Which is not the case.
I'm not sure why you're saying that RCU GP is 30ms.
In CONFIG_PREEMPT_NONE rcu_read_lock/unlock are true nops.
Every sched event is sort-of implicit rcu_read_lock/unlock.
Network and block IO doesn't process 176K packets without resched.
Don't know how block does it, but in networking NAPI will process 64 packets and will yield softirq.

For small size buckets low_watermark=32 and high=96.
We typically move 32 elements at a time from one list to another.
A bunch of elements maybe sitting in free_by_rcu and moving them to waiting_for_gp
is not instant, but once __free_rcu_tasks_trace is called we need to take
elements from waiting_for_gp one at a time and kfree it one at a time.
So optimizing the move from free_by_rcu into waiting_for_gp is not worth the code complexity.

> Before I post v5, I want to know the reason why per-bpf-ma list is
>introduced. Previously, I though it was used to handle the case in which
> allocation and freeing are done on different CPUs. 

Correct. per-bpf-ma list is necessary to avoid OOM-ing due to slow rcu_tasks_trace GP.

> And as we can see
> from the benchmark result above and in v3, the performance and the
> memory usage of v4 for add_del_on_diff_cpu is better than v3. 

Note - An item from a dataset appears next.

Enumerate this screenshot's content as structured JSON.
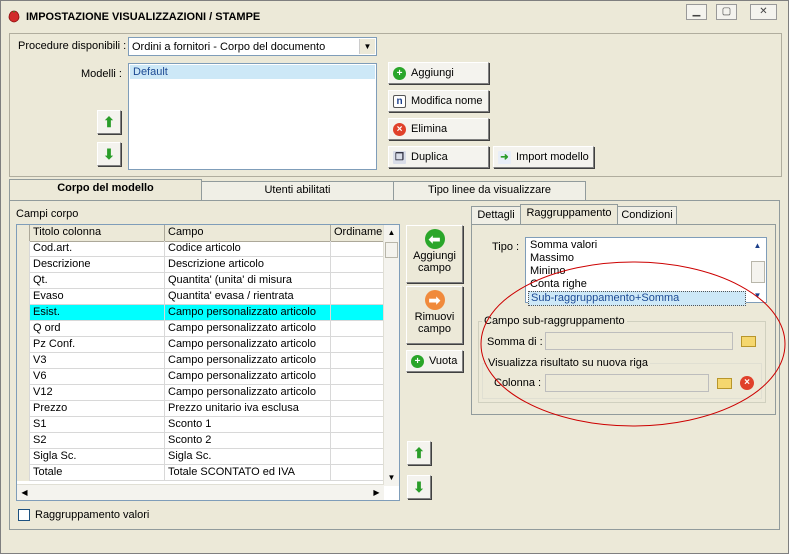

bench from patch 2 is invalid. Hence no conclusion can be made.

So far the only bench we can trust and analyze is map_perf_test.
Please make bench in patch 2 yield the cpu after few updates.
Earlier I suggested to stick to 10, but since NAPI can do 64 at a time.
64 updates is realistic too. A thousand is not.